You can pass num_threads
through parameters for prediction. That tells LightGBM to parallelize prediction over rows in the input, so is used to improve throughput.
If you are predicting on only one row at a time, using multithreading won't improve the prediction speed and you'll only ever see one CPU core active.
Thanks for your answer. Only one row is predicted at a time in my case, I use LGBM_BoosterPredictForMatSingleRowFastInit and LGBM_BoosterPredictForMatSingleRowFast to predict and I guess it is the fastest method offered.
There is a parameter in LGBM_BoosterPredictForMatSingleRowFastInit: const int data_type
I found that no matter whether you choose C_API_DTYPE_FLOAT32 or C_API_DTYPE_FLOAT64, the internal processing is based on double. I'm curious why float-based processing isn't supported, I think it's faster.
I found that no matter whether you choose C_API_DTYPE_FLOAT32 or C_API_DTYPE_FLOAT64, the internal processing is based on double
Can you share some links or other evidence that makes you think this?
During the prediction process, moving from the root node to a leaf node requires discrete access to a double-type feature array, which will cause cache miss. Since each element of the float array takes up less space, the CPU cache can be used more efficiently when stored and accessed continuously in memory I don't have evidence of actual testing at the moment, I'll give it a try when I have time.
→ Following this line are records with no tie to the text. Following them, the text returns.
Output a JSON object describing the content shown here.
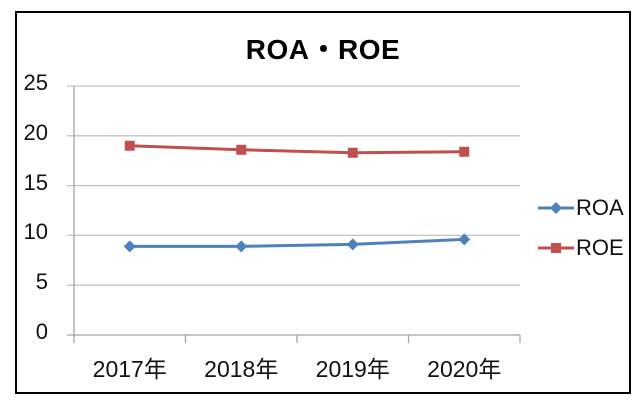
{
  "chart_data": {
    "type": "line",
    "title": "ROA・ROE",
    "categories": [
      "2017年",
      "2018年",
      "2019年",
      "2020年"
    ],
    "series": [
      {
        "name": "ROA",
        "values": [
          8.9,
          8.9,
          9.1,
          9.6
        ],
        "color": "#4F81BD",
        "marker": "diamond"
      },
      {
        "name": "ROE",
        "values": [
          19.0,
          18.6,
          18.3,
          18.4
        ],
        "color": "#C0504D",
        "marker": "square"
      }
    ],
    "ylim": [
      0,
      25
    ],
    "yticks": [
      0,
      5,
      10,
      15,
      20,
      25
    ],
    "grid": true,
    "legend_position": "right",
    "colors": {
      "gridline": "#C3C3C3",
      "axis": "#A3A3A3",
      "frame_border": "#000000",
      "text": "#111111"
    }
  }
}
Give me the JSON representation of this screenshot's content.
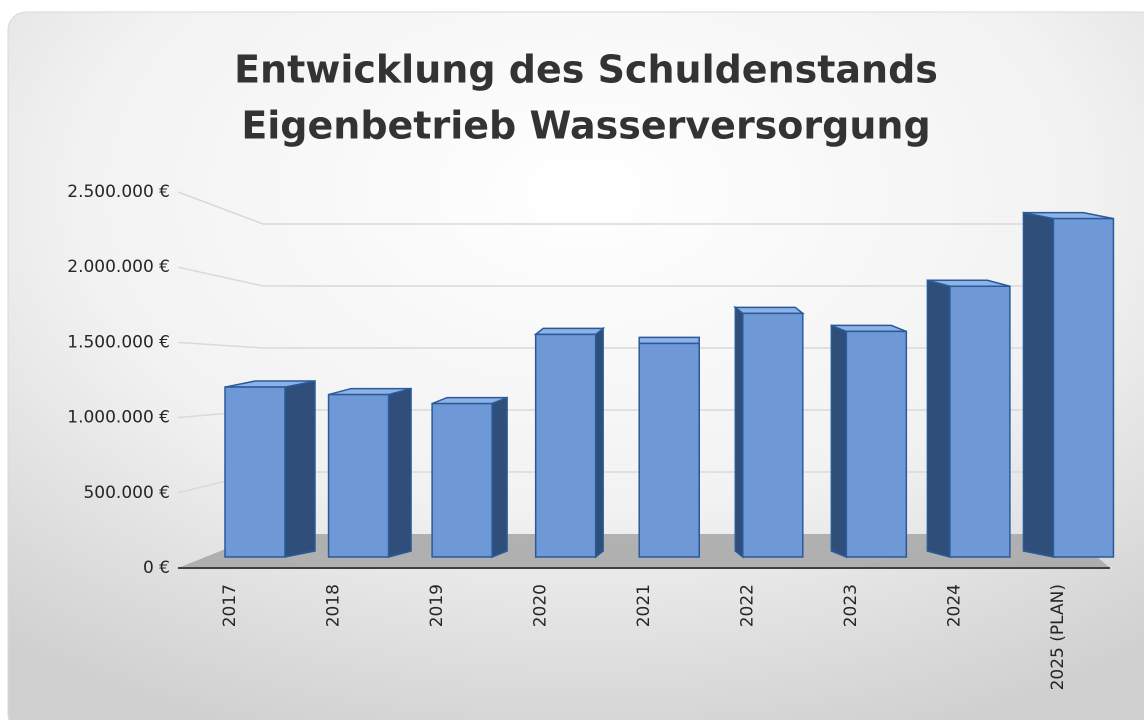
{
  "chart_data": {
    "type": "bar3d",
    "title": [
      "Entwicklung des Schuldenstands",
      "Eigenbetrieb Wasserversorgung"
    ],
    "categories": [
      "2017",
      "2018",
      "2019",
      "2020",
      "2021",
      "2022",
      "2023",
      "2024",
      "2025 (PLAN)"
    ],
    "values": [
      1130000,
      1080000,
      1020000,
      1480000,
      1420000,
      1620000,
      1500000,
      1800000,
      2250000
    ],
    "color": "#6f98d6",
    "ylim": [
      0,
      2500000
    ],
    "yticks": [
      {
        "value": 0,
        "label": "0 €"
      },
      {
        "value": 500000,
        "label": "500.000 €"
      },
      {
        "value": 1000000,
        "label": "1.000.000 €"
      },
      {
        "value": 1500000,
        "label": "1.500.000 €"
      },
      {
        "value": 2000000,
        "label": "2.000.000 €"
      },
      {
        "value": 2500000,
        "label": "2.500.000 €"
      }
    ],
    "grid": true
  }
}
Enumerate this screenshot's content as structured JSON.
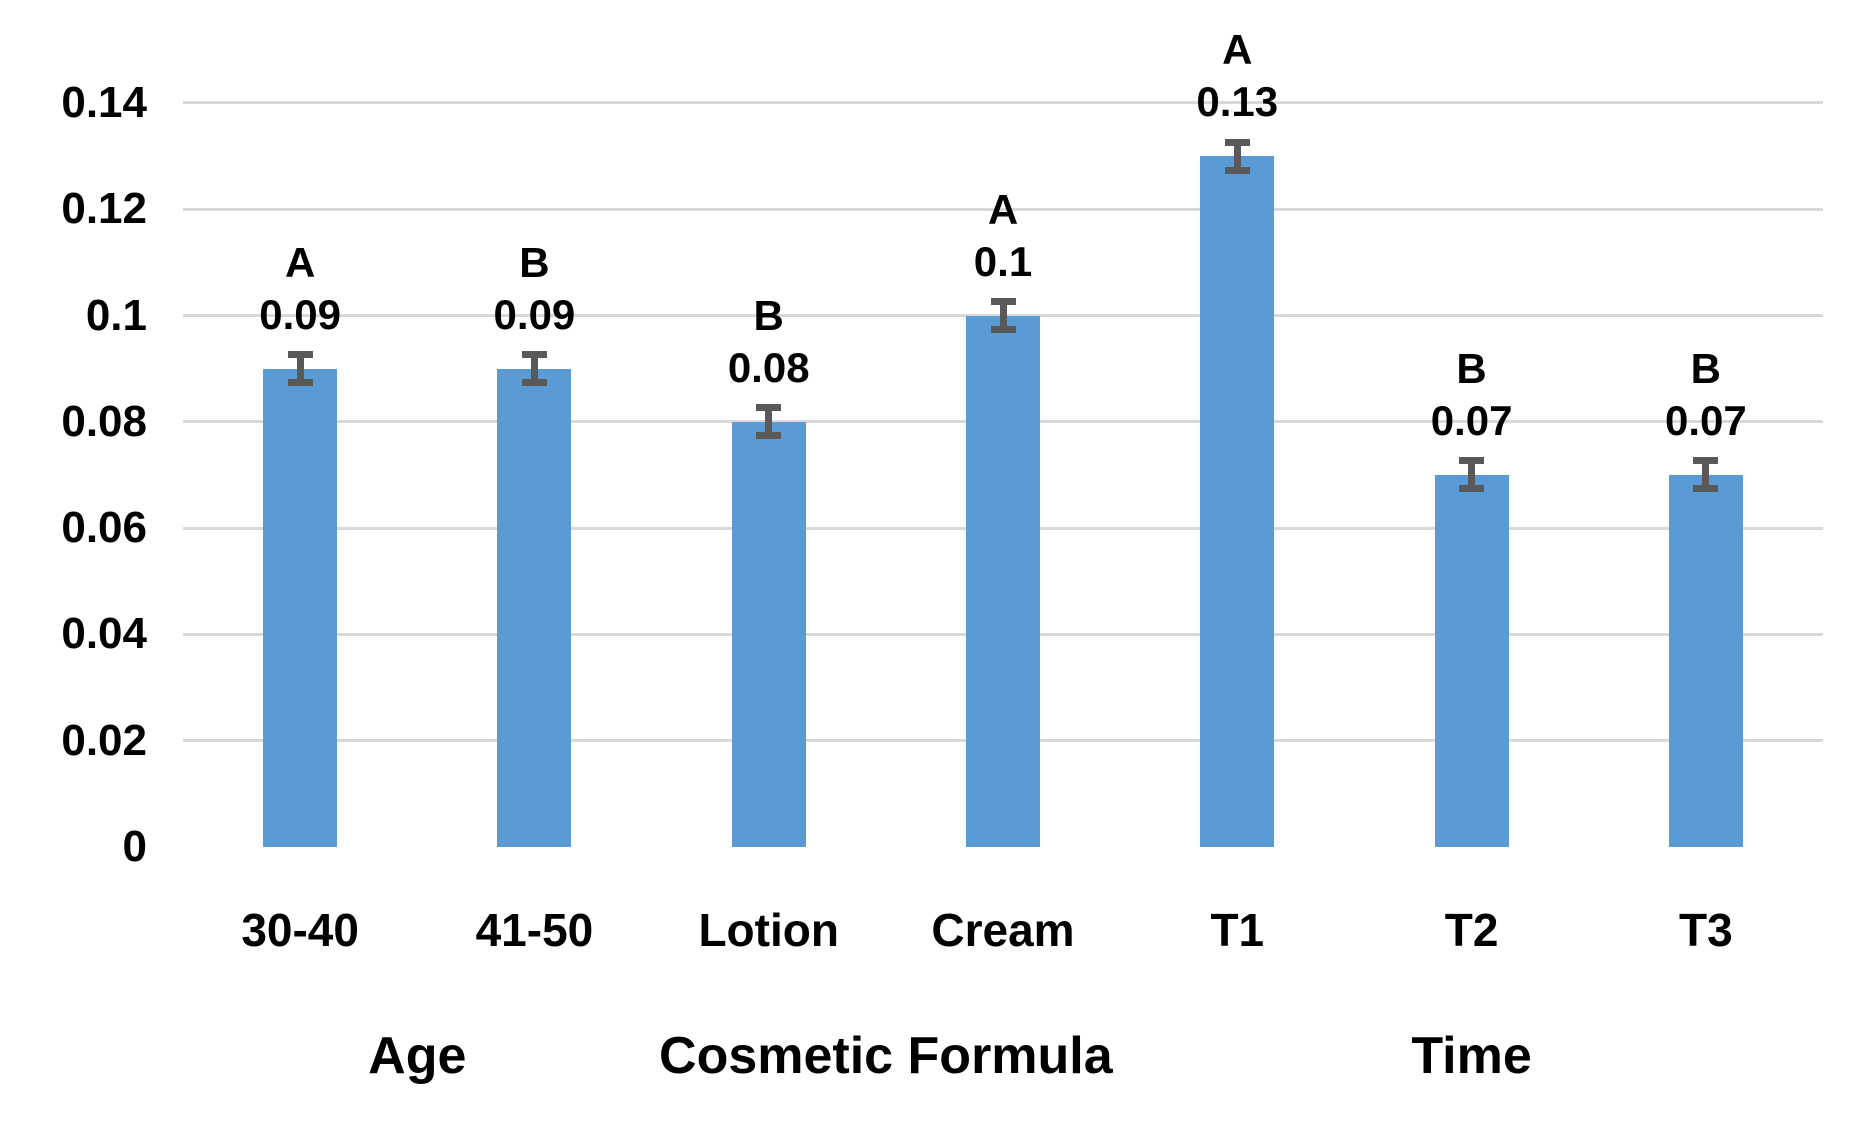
{
  "chart_data": {
    "type": "bar",
    "title": "",
    "categories": [
      "30-40",
      "41-50",
      "Lotion",
      "Cream",
      "T1",
      "T2",
      "T3"
    ],
    "values": [
      0.09,
      0.09,
      0.08,
      0.1,
      0.13,
      0.07,
      0.07
    ],
    "value_labels": [
      "0.09",
      "0.09",
      "0.08",
      "0.1",
      "0.13",
      "0.07",
      "0.07"
    ],
    "significance_letters": [
      "A",
      "B",
      "B",
      "A",
      "A",
      "B",
      "B"
    ],
    "error_bar_value": 0.003,
    "groups": [
      {
        "label": "Age",
        "span": [
          0,
          1
        ]
      },
      {
        "label": "Cosmetic Formula",
        "span": [
          2,
          3
        ]
      },
      {
        "label": "Time",
        "span": [
          4,
          6
        ]
      }
    ],
    "y_axis": {
      "tick_labels": [
        "0.14",
        "0.12",
        "0.1",
        "0.08",
        "0.06",
        "0.04",
        "0.02",
        "0"
      ],
      "tick_values": [
        0.14,
        0.12,
        0.1,
        0.08,
        0.06,
        0.04,
        0.02,
        0
      ],
      "range": [
        0,
        0.15
      ]
    },
    "xlabel": "",
    "ylabel": "",
    "grid": true,
    "legend": "none",
    "colors": {
      "bar": "#5B9BD5",
      "error_bar": "#595959",
      "gridline": "#D9D9D9",
      "text": "#000000",
      "background": "#FFFFFF"
    }
  }
}
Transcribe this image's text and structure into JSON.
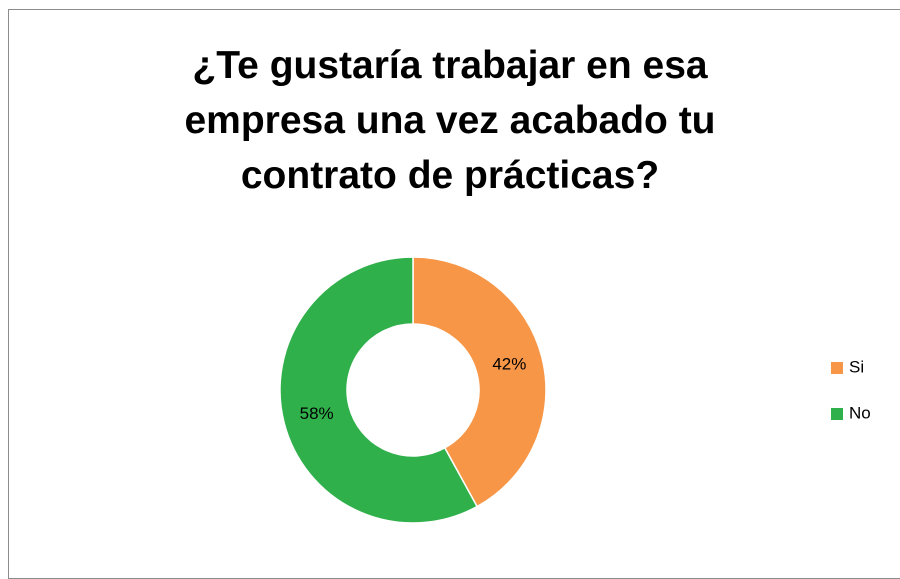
{
  "chart_data": {
    "type": "doughnut",
    "title": "¿Te gustaría trabajar en esa empresa una vez acabado tu contrato de prácticas?",
    "categories": [
      "Si",
      "No"
    ],
    "values": [
      42,
      58
    ],
    "value_labels": [
      "42%",
      "58%"
    ],
    "colors": [
      "#f79646",
      "#2fb04a"
    ],
    "legend": "right"
  }
}
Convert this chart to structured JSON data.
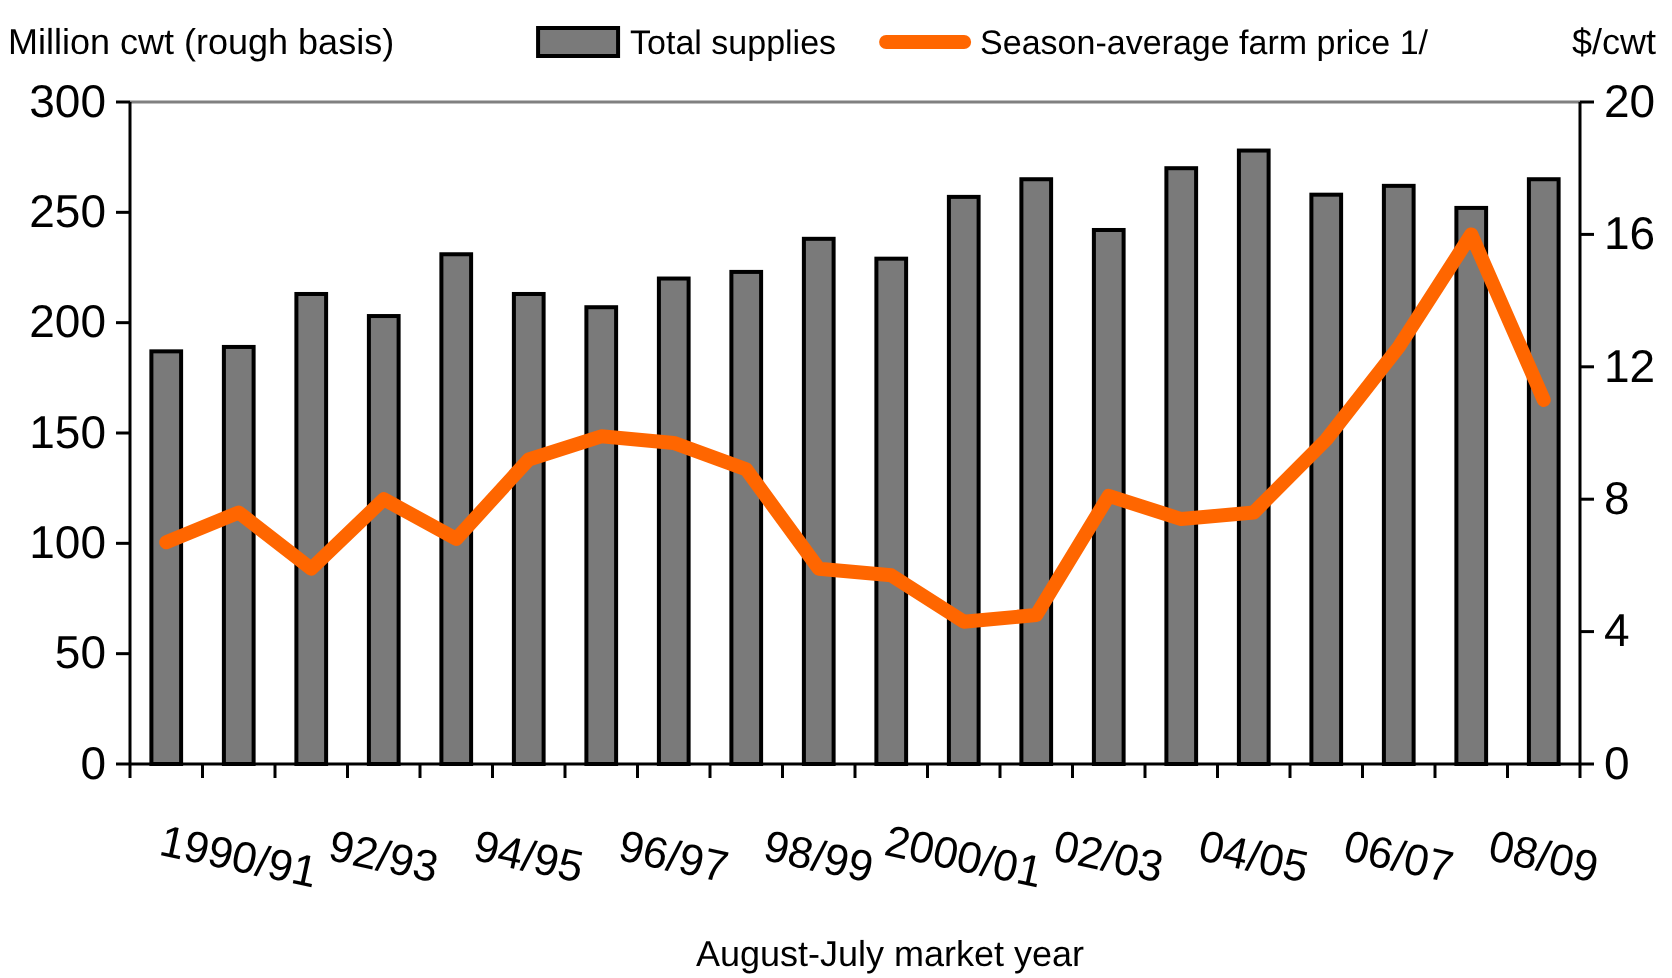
{
  "chart_data": {
    "type": "bar",
    "xlabel": "August-July market year",
    "ylabel": "Million cwt (rough basis)",
    "y2label": "$/cwt",
    "categories": [
      null,
      "1990/91",
      null,
      "92/93",
      null,
      "94/95",
      null,
      "96/97",
      null,
      "98/99",
      null,
      "2000/01",
      null,
      "02/03",
      null,
      "04/05",
      null,
      "06/07",
      null,
      "08/09"
    ],
    "series": [
      {
        "name": "Total supplies",
        "color": "#7a7a7a",
        "values": [
          187,
          189,
          213,
          203,
          231,
          213,
          207,
          220,
          223,
          238,
          229,
          257,
          265,
          242,
          270,
          278,
          258,
          262,
          252,
          265
        ]
      },
      {
        "name": "Season-average farm price 1/",
        "type": "line",
        "axis": "y2",
        "color": "#ff6600",
        "values": [
          6.7,
          7.6,
          5.9,
          8.0,
          6.8,
          9.2,
          9.9,
          9.7,
          8.9,
          5.9,
          5.7,
          4.3,
          4.5,
          8.1,
          7.4,
          7.6,
          9.8,
          12.6,
          16.0,
          11.0
        ]
      }
    ],
    "ylim": [
      0,
      300
    ],
    "yticks": [
      0,
      50,
      100,
      150,
      200,
      250,
      300
    ],
    "y2lim": [
      0,
      20
    ],
    "y2ticks": [
      0,
      4,
      8,
      12,
      16,
      20
    ],
    "legend": "top"
  }
}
Ok, we'd really appreciate specific evidence for the claim you're making (like links to the relevant parts of LightGBM's code). Otherwise, you're asking someone to do investigation that you've already done.
If parameter tree_learner in my model.txt is serial, can each tree in this model be predicted using multiple threads? when I test it, I found only one thread with 100% CPU usage, all the otheer thread had zero CPU usage.